The Newt is a chic kind of Arcadia. A 300-acre Somerset estate transformed into nature pristine, the English landscape given a contemporary makeover. From the walk along a wooden platform that takes you up through the woods from the car park, through to the stunning Threshing Barn that marks its entrance (note the waving ceiling sculpture), to the open courtyard dotted with apple press, Cyder Bar (which serves 6 different varieties of ciders produced on the estate) and Farm Shop, you are cossetted in a dreamy version of the natural world.
That’s before you even get to the gardens themselves, which is the real reason you are here – though you might think that’s lunch at the stunningly situated Garden Café where you get to enjoy food created from the bounty of what’s around you and in-house charcuterie, breads and pastries (also check the covetable chef notebook style menus).
But it is the landscaping that is supposed to be the main draw – the 30 acres of finely crafted gardens that recently opened to the public after years of work. They serve as a serene escape from it all, as well as taking you through a carefully constructed horticultural history that reaches back two thousand years (and The Newt shows this through the plants, trees and design itself rather than any non-immersive signage).
Highlights include the walled Parabola gardens conceived to function as a maze once it gets going and that also contains apples from every county in England and the sensory delight of a walkway made of crushed sea shells. We had soft spots for the fantasy of a Victorian greenhouse dotted with ferns and the joy inducing woven egg sculptures that the kids curled up in by South African designer Porky Hefer. The woodland walks contain hidden interventions in nature, including a spiral pathed heap of a hill, with views down the valley from its perfectly placed telescope. And there is an abundance of apple motifs - one ambition of the place is the have the best apple collection in the UK. It’s worth booking a daily tour by one of the estate’s gardeners to get a true understanding of the complexity contained with it.

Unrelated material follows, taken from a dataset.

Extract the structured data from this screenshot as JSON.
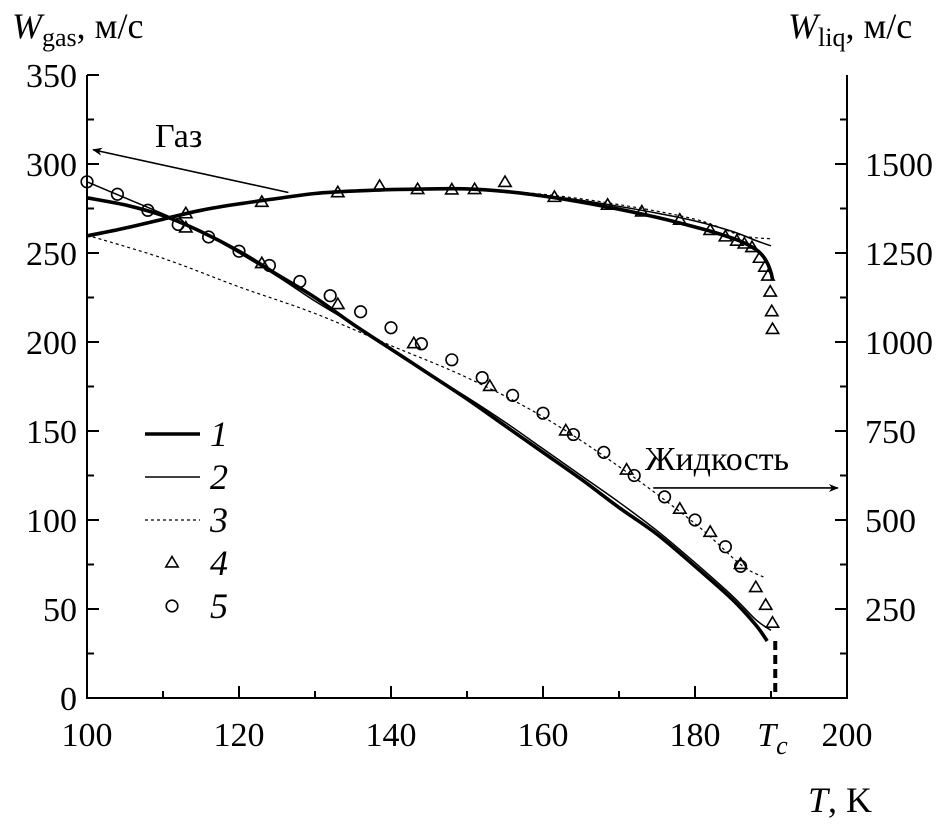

The startling thing is this is oh but Phase 1 of The Newt, which only just opened to the public earlier this year. This August saw the opening of the country house at the center of the estate, Hadspen House, restored into an inviting hotel with all its Georgian glory in tact, The Stable Yard to bed down in similar luxury, and a stunning, ‘garden-scented’ Spa for soaking away worries. Later phases include a gardening college and museum, a succulent garden, as well as a lake inspired by King Arthur (!) amongst other ambitions for the site
The Newt—named after the four-legged amphibious creatures who cross the estate—is the lavish imagining of South African billionaire Koos Bekker and his wife Karen Roos. From the moment they bought the estate in 2013, they have used their means and have found the ways—enlisting French architect Patrice Taravella and gardeners and chefs of a similar pedigree—to make real their ambitious vision for the place, and then share it with us.
But the key here, and we kept forgetting this as we wandered around and the kids played in the fountains, is that this is a working farm and a sustainable enterprise in which much of the produce grown here is served here, even the deer provide venison for the restaurants, the roaming hens eggs and the grazing water buffalo mozzarella. The Newt prides itself on careful cultivation, not just of craftsmanship and artisan practices, but across the whole project. It’s a finely conceived ecosystem of its own. And they have designed a place for you in it.
Lose yourself at The Newt for a day. Slow down here. And lean into the magazine spread beauty that is England, utopian.
Top tip: The Newt can be a little pricey - when we were there, we were able to convert our day pass into a season pass through the app Candide – it’s worth asking if this offer is still current.